Banach spaces and quotient space Let $X$ be a normed vector space, $M$ a closed subspace of $X$ such that $M$ and $X/M$ are Banach spaces. 
Any hint to prove that $X$ must be a Banach space?
 A: Though solution is very simple I'll give a refernece to the book where it is solved. See page 35 exircise 1.27 of the book Banach space theory. The basis for linear and non-linear analysis. M. Fabian, P. Habala, P. Hajek, V. Montesinos, V. Zizler. This is a must read book for Banach space theory learners.
If you drop requirement for $M$ and $X/M$ both to be Banach, then result is not true. Consider $X=c_{00}(\mathbb{N})\oplus \ell_2(\mathbb{N})$, and set $M=c_{00}(\mathbb{N})$. $X$ is not complete though $X/M\cong\ell_2(\mathbb{N})$ is complete.
A: Let $(x_n)$ be a Cauchy sequence in $X$.


*

*Show that $(x_n+M)$ is a Cauchy sequence in $X/M$. Therefore, $x_n+M \to x+M$ in $X/M$ for some $x \in X$.

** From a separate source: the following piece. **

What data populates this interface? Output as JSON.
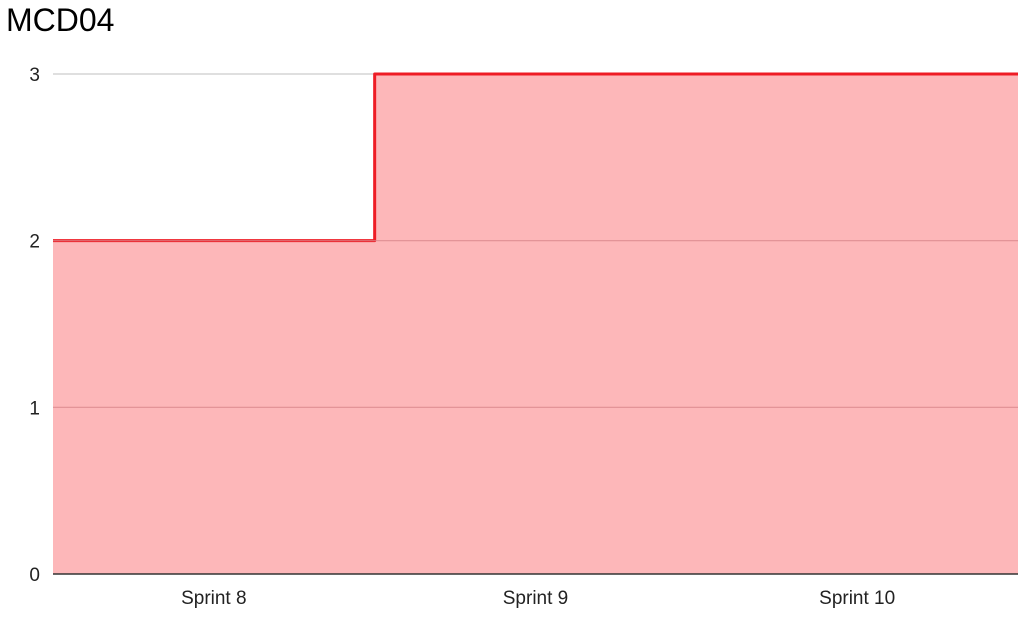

*Let $m_n \in M$ such that $||x_n-x+M|| \leq ||x_n-x+m_n|| \leq ||x_n-x+M||+ \epsilon$. Show that $(m_n)$ is a Cauchy sequence in $M$. Therefore, there exists $m \in M$ such that $m_n \to m$.

*Show that $x_n \to x+m$.


Remark: The norm on $X/M$ I used is $|| \cdot  || : x \mapsto \inf\limits_{m \in M} ||x+m||$.